Clearly, the child has both physical and emotional needs that the parents have a responsibility to meet. Both are obviously of vital importance. Often, however, a child may be well provided for in a material sense, but utterly deprived of emotional nurturance; this can be regarded as a form of child abuse.
This places the child in a state of psychological conflict, even turmoil. He may be grateful on the one hand (for having his material needs met), but angry and hurt on the other (due to emotional deprivation).
So what are the effects on the child that result from him not having his emotional needs met, or, as occurred in my own particular case, not having one’s emotional needs met AND being expected to meet the emotional needs of the parent (ie, the child is compelled to act as his parent’s parent) ?
First, let’s look at some of the child’s most important emotional needs :
THE CHILD’S EMOTIONAL NEEDS :
– needs to receive love/affection and attention
– needs to have personal feelings and emotions respected
– needs to be free of burdensome adult responsibilities / spontaneously enjoy self / play in care-free manner
– needs to be encouraged and helped to develop a sense of self-worth
– needs behaviour to be guided by compassionate discipline which does not cause physical or emotional damage
– needs to be protected, as far as is reasonably possible and desirable (some knocks in childhood are clearly unavoidable and can provide valuable learning experiences)
This is not a definitive list, but, I think, covers the main areas.

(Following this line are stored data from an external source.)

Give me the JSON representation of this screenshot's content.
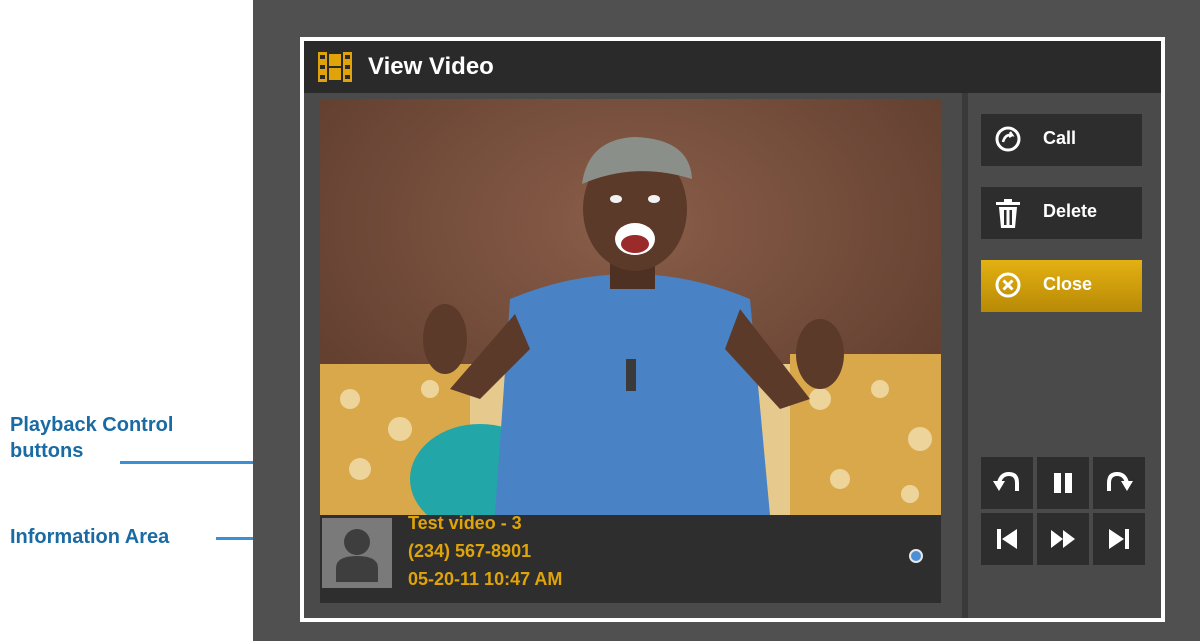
{
  "annotations": {
    "playback_label_line1": "Playback Control",
    "playback_label_line2": "buttons",
    "info_label": "Information Area"
  },
  "dialog": {
    "title": "View Video",
    "title_icon": "film-icon"
  },
  "info_area": {
    "name": "Test video - 3",
    "phone": "(234) 567-8901",
    "datetime": "05-20-11 10:47 AM"
  },
  "side_buttons": {
    "call": "Call",
    "delete": "Delete",
    "close": "Close"
  },
  "playback_controls": [
    {
      "icon": "skip-back-icon"
    },
    {
      "icon": "pause-icon"
    },
    {
      "icon": "skip-forward-icon"
    },
    {
      "icon": "previous-icon"
    },
    {
      "icon": "fast-forward-icon"
    },
    {
      "icon": "next-icon"
    }
  ],
  "colors": {
    "accent": "#e0a40a",
    "annotation": "#1a6aa3",
    "arrow": "#3b8fd6"
  }
}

Both verbal and tacit (non-verbal) messages from parents are absorbed by the child, as water into a sponge, both consciously and unconsciously, and have an enormous impact on his self-image and identity.
If, however, the child is essentially emotionally abandoned, family roles become confused and blurred ; indeed, if the child is expected to provide for the emotional needs of the parent, role-reversal can occur. Not only does this place the child under immense psychological strain, it also deprives him of a parental role model. The child is then likely to develop a very shaky and uncertain self-image and low self-esteem as he has learned that his own psychological well-being is of no importance, or, at the very best, comes a poor second to that of the parent.
EFFECTS CARRIED INTO ADULTHOOD
The adult who has experienced a childhood such as described above is likely to repress, or shut off from, his emotions as he has learned they will be dismissed as unimportant ( due to the fact that they were invalidated by the parent). There can be a sense of emotional numbness, or of being ‘emotionally dead’.
Such people are likely to be very poor at expressing, or even identifying, their emotions as they were unable to assimilate an ‘emotional language’ as they grew up. The loneliness and emotional deprivation they suffered in youth will frequently lead them to deny their own needs as adults.
If the child was expected to fulfil the parent’s emotional needs in youth, at the expense of his own, he is also likely to carry a heavy weight of guilt into adulthood, as well as a deep sense of inadequacy. This is because he was given an impossible task which was thus impossible to succeed at : to be his parent’s parent.
Psychological scars inflicted in such ways may be very severe, leading to much anger and pain in adulthood, in which case an appropriate form of therapy should be given serious consideration.